Sources : FCOSS, Conseil fidjien des services sociaux (Fidji Council of Social Services)


En plus de 15 ans, environ 2 600 femmes entrepreneurs ont eu accès à des services d'inclusion financière auprès du Conseil fidjien des services sociaux (FCOSS), membre fidjien de Forus, dans le cadre de son programme de microfinancements. 

En fait, 70 % des emprunteurs sont des femmes. Il s’agit notamment de vendeuses sur les marchés, d’acheteuses et de revendeuses de poisson, de légumes, de produits artisanaux et de vêtements usagés, d’agricultrices, d’artistes textiles, de chauffeurs de taxi, de traiteurs, et l’une d’elles va monter une boutique en ligne , a révélé Cema Bolabola, vice-présidente nationale et spécialiste des questions de parité hommes-femmes au FCOSS.

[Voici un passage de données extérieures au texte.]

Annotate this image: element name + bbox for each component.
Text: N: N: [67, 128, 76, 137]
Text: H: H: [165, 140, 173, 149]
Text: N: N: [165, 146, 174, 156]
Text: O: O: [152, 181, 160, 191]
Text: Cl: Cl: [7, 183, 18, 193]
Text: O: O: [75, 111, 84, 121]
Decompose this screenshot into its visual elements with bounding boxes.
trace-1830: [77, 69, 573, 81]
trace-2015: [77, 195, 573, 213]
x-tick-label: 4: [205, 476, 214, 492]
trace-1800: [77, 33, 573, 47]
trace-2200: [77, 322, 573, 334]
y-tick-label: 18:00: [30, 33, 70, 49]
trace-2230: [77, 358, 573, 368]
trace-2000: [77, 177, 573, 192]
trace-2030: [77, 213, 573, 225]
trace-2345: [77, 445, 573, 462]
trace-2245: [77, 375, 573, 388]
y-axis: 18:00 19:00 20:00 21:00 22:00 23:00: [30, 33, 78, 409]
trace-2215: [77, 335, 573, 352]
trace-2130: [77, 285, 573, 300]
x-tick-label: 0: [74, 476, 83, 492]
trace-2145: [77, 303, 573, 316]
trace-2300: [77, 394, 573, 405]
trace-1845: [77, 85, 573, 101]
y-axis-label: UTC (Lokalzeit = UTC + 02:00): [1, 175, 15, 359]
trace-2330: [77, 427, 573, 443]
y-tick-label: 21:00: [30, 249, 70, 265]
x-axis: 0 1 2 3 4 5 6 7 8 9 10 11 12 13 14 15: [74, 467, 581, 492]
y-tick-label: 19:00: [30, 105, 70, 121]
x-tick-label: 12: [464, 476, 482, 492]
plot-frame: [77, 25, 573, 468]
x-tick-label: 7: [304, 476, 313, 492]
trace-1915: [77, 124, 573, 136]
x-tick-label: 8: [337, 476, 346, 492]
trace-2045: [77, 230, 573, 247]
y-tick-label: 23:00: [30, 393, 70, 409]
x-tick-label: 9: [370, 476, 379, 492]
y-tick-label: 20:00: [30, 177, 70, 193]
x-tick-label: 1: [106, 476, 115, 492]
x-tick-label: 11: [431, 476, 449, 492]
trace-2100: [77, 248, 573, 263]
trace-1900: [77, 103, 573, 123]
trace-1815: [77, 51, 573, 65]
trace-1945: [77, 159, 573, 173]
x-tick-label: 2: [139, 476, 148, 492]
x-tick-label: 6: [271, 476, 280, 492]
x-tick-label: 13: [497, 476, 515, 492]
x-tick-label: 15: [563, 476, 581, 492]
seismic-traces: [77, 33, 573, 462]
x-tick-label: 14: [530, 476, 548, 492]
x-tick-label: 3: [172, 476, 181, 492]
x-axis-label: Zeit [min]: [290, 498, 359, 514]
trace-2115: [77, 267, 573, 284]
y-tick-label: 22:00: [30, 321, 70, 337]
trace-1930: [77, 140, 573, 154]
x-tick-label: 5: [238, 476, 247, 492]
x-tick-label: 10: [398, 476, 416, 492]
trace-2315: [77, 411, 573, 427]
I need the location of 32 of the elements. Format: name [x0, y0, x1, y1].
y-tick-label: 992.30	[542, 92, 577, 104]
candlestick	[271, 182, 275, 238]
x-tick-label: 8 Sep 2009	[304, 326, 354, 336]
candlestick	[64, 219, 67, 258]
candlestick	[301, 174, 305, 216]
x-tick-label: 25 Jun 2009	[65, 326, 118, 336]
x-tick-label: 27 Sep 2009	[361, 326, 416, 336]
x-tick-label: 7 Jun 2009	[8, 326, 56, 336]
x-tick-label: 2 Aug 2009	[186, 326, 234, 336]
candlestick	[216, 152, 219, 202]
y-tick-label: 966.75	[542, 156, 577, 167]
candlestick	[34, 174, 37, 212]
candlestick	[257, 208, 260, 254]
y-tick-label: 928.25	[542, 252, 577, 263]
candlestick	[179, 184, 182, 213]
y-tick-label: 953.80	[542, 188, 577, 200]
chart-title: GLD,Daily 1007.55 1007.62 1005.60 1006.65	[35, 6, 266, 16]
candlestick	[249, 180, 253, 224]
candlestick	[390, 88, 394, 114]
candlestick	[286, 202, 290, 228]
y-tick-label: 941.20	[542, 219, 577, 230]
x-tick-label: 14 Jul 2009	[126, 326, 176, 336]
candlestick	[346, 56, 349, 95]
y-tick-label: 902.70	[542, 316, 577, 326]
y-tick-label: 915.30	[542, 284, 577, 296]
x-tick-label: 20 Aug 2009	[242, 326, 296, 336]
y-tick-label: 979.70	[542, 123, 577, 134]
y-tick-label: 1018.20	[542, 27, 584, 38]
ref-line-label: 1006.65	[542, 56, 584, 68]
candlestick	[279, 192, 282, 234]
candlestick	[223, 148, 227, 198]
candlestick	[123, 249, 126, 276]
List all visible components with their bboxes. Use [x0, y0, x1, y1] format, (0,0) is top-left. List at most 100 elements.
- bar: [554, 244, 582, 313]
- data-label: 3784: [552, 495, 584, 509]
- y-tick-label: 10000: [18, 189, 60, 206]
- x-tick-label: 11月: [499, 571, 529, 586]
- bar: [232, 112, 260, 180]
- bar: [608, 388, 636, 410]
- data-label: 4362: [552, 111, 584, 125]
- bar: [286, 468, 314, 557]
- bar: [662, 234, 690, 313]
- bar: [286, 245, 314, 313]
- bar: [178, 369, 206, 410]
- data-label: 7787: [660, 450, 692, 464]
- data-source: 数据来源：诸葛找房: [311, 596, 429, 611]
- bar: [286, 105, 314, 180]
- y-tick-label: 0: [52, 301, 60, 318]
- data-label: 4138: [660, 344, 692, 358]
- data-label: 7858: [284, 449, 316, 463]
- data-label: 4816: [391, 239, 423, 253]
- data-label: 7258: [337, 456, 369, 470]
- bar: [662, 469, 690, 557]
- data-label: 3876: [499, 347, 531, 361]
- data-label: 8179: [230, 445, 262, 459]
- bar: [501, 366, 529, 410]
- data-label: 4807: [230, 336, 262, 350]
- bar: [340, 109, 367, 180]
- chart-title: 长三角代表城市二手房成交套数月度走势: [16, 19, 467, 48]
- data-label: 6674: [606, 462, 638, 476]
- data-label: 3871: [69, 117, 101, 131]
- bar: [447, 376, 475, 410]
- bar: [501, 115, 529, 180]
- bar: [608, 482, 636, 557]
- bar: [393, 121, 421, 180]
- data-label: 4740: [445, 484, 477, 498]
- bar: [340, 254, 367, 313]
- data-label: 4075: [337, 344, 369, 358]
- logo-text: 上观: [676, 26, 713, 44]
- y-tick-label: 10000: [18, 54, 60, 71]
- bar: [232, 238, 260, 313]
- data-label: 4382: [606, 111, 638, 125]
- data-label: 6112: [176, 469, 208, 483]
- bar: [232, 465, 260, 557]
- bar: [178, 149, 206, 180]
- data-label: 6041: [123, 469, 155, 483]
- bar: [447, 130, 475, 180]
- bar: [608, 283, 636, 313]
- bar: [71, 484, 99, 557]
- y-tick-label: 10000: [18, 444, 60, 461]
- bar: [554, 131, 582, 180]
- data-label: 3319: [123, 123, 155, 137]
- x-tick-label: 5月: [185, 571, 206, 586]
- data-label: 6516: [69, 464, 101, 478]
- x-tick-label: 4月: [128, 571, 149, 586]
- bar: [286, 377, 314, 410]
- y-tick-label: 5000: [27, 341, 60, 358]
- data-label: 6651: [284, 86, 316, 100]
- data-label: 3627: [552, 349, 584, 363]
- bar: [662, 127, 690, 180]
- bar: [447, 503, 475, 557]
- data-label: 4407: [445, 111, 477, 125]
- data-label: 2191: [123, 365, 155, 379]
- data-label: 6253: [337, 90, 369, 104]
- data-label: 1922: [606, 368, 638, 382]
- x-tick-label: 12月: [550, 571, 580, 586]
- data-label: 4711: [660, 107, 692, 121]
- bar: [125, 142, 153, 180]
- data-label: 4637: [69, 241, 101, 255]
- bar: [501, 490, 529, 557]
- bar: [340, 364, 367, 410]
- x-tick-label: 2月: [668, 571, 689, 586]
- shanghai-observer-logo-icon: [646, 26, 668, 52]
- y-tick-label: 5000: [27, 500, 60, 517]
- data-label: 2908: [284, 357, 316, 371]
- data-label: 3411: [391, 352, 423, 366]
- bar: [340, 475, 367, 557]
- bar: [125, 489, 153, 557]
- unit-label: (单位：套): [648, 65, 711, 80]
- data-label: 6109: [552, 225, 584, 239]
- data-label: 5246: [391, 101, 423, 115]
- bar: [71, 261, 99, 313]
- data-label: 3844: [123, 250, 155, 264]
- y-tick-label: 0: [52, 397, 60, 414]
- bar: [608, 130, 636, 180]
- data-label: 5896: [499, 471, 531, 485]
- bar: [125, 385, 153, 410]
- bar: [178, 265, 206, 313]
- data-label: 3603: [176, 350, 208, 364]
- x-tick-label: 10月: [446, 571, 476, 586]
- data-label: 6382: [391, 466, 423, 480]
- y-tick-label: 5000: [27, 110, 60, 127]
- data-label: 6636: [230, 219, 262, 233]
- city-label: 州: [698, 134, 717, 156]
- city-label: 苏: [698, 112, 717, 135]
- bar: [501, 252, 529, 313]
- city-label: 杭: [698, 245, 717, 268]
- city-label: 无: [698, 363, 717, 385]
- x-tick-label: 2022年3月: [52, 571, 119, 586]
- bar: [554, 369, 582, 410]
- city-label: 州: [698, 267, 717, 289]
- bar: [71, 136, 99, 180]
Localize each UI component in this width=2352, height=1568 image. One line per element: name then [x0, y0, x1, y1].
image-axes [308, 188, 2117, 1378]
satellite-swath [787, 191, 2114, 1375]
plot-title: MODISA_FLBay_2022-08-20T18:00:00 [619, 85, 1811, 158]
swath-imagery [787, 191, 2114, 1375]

En plus de 15 ans, environ 2 600 femmes entrepreneurs ont eu accès à des services d'inclusion financière auprès du Conseil fidjien des services sociaux dans le cadre de son programme de microfinancements. Cema Bolabola, vice-présidente nationale et spécialiste des questions de parité hommes-femmes au CFSSO, a révélé cette information dans le cadre d'une présentation effectuée lors de la Formation tripartite sur l'engagement de la société civile, organisée par la Banque asiatique de développement (BAD), et qui a eu lieu hier, à Sydney, en Australie.

Bolabola a déclaré que ces services comprenaient l'épargne et l'accès à des petits prêts pour les dépenses des microentreprises et des ménages. « En fait, 70 % des emprunteurs sont des femmes. Il s’agit notamment de vendeuses sur les marchés, d’acheteuses et de revendeuses de poisson, de légumes, de produits artisanaux et de vêtements usagés, d’agricultrices, d’artistes textiles, de chauffeurs de taxi, de traiteurs, et l’une d’elles va monter une boutique en ligne », a-t-elle ajouté.

Dans le cadre de sa collaboration avec les communautés de Fidji, Bolabola a expliqué aux participants, dont la plupart étaient des représentants d’organisations gouvernementales et de la société civile du Pacifique, que le programme de microfinancement du FCOSS avait été créé afin de tenter de combler les disparités hommes-femmes en ce qui concerne l’accès des femmes aux services financiers.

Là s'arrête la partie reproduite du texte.